Data Science Stream

Topic 5B: Simulations in R


Welcome to the fifth computer lab for the Data Science stream of STM1001.

In Topic 4, we introduced sampling distributions and the concept of the Central Limit Theorem.

In this computer lab we will use R to conduct the simulations discussed in Chapter 3 of Topic 4.

  • It might be helpful to keep this content open in a separate tab while you work through the lab material, in case you would like to quickly double-check your understanding of any concepts.

By the end of this lab, you should be able to conduct simple simulations in R. Let’s get started!

1 Sampling Distributions

1.1 Sampling

🏑 Recall that a sample is a random selection of units from a chosen population.

  • For example, if the STM1001 cohort was our chosen population, then a random selection of STM1001 students would be a sample from this population.

Because it is typically unfeasible to collect data on an entire population of interest, we instead conduct analyses using a sample. We hope that the inferences we make using the sample data can be extrapolated to provide information about the population, and we can use statistical techniques to ascertain the accuracy of these inferences.

One such statistical technique we can utilise is the Central Limit Theorem.

1.2 The Central Limit Theorem

🏑 Recall the definition of the Central Limit Theorem (CLT):

Let \(X_1, \ldots, X_n\) be a random sample from a distribution with finite mean \(\mu\) and finite variance \(\sigma^2\).

For \(\overline{X}\) denoting the sample mean, if \(n\) is sufficiently large then \[\overline{X}\stackrel{\tiny \text{approx.}}\sim N\left(\mu,\frac{\sigma^2}{n}\right) , \] where \(\stackrel{\tiny \text{approx.}}\sim\) denotes β€˜approximately distributed as’.


By the CLT, it follows that as we increase our sample size, the sample mean \(\overline{X}\) will get increasingly closer (i.e.Β converge) to the population mean \(\mu\). As \(n\) increases, the variance of the sample mean \(\overline{X}\) will also decrease.

In other words, while samples of individuals can exhibit significant variation, samples of means tend to have less variability (as each mean is calculated from a sample of individuals, reducing the impact of outliers).

Let’s visualise this process in R using some simulations.

2 Simulations in R

Carrying out simulations in R is actually quite straightforward. We will walk through the steps involved one at a time.

2.1

πŸ’» Suppose that we are interested in the random variable \(X \sim N(0, 1)\) - in other words, here \(X\) follows the standard normal distribution.

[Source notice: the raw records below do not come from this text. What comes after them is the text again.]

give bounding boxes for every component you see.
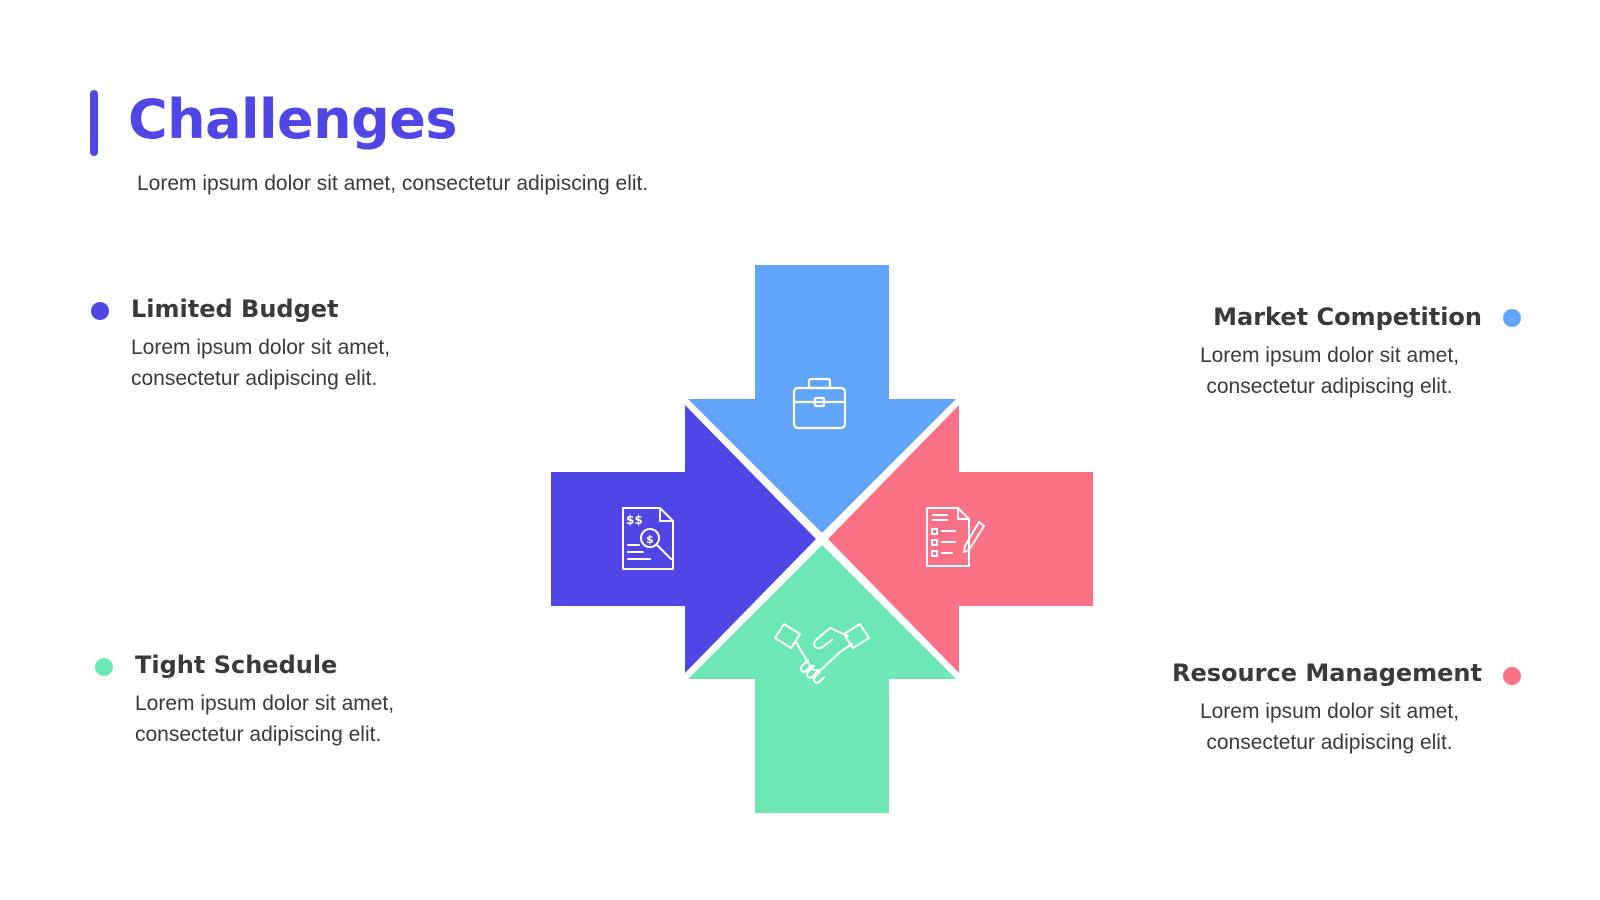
item-resource-management: Resource Management Lorem ipsum dolor si… [1122, 656, 1482, 758]
limited-budget-title: Limited Budget [131, 295, 339, 323]
resource-management-dot [1503, 667, 1521, 685]
tight-schedule-dot [95, 658, 113, 676]
page-title: Challenges [128, 88, 458, 151]
tight-schedule-description: Lorem ipsum dolor sit amet, consectetur … [135, 688, 495, 750]
checklist-pen-icon [926, 507, 985, 567]
resource-management-desc-line1: Lorem ipsum dolor sit amet, [1199, 700, 1460, 723]
resource-management-desc-line2: consectetur adipiscing elit. [1206, 731, 1453, 754]
tight-schedule-title: Tight Schedule [135, 651, 338, 679]
resource-management-description: Lorem ipsum dolor sit amet, consectetur … [1122, 696, 1482, 758]
svg-text:$: $ [646, 533, 654, 546]
tight-schedule-desc-line2: consectetur adipiscing elit. [135, 723, 382, 746]
item-market-competition: Market Competition Lorem ipsum dolor sit… [1122, 300, 1482, 402]
limited-budget-desc-line1: Lorem ipsum dolor sit amet, [131, 336, 391, 359]
arrow-limited-budget [551, 405, 816, 673]
page-subtitle: Lorem ipsum dolor sit amet, consectetur … [137, 172, 649, 195]
title-accent-bar [90, 90, 98, 156]
resource-management-title: Resource Management [1172, 659, 1482, 687]
budget-document-icon: $$ $ [622, 507, 674, 570]
market-competition-description: Lorem ipsum dolor sit amet, consectetur … [1122, 340, 1482, 402]
briefcase-icon [792, 377, 847, 430]
limited-budget-dot [91, 302, 109, 320]
handshake-icon [774, 623, 870, 684]
market-competition-desc-line2: consectetur adipiscing elit. [1206, 375, 1453, 398]
market-competition-desc-line1: Lorem ipsum dolor sit amet, [1199, 344, 1460, 367]
item-tight-schedule: Tight Schedule Lorem ipsum dolor sit ame… [135, 648, 495, 750]
limited-budget-description: Lorem ipsum dolor sit amet, consectetur … [131, 332, 491, 394]
limited-budget-desc-line2: consectetur adipiscing elit. [131, 367, 378, 390]
item-limited-budget: Limited Budget Lorem ipsum dolor sit ame… [131, 292, 491, 394]
market-competition-dot [1503, 309, 1521, 327]
market-competition-title: Market Competition [1213, 303, 1482, 331]
svg-text:$$: $$ [626, 513, 643, 527]
arrow-resource-management [828, 405, 1093, 673]
tight-schedule-desc-line1: Lorem ipsum dolor sit amet, [135, 692, 395, 715]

We can generate a sample of 100 observations from this distribution using the following R code:

set.seed(1)
n <- 100
x <- rnorm(n)

Run this code now.

Note: The default mean and standard deviation values used by rnorm are 0 and 1 respectively, so we do not need to specify them in this instance.

2.2

πŸ’» We can plot our generated data using the hist function, as shown below.

hist(x, freq = FALSE, col = "chartreuse3", xlim = c(-3, 3),
     main = paste("Histogram of random sample \n from standard Normal distribution, n = ", n)) 
# Overlay standard normal curve
curve(dnorm(x), add = TRUE, col = "blue", lwd = 2)
# Add line denoting sample mean
abline(v = round(mean(x), 3), col = "red", lwd = 2, lty = 2)

Note that we have also used the curve and dnorm functions here to overlay the standard normal distribution probability density curve.

2.3

πŸ’» Our main interest here is the sample mean, not the variability of the sample values.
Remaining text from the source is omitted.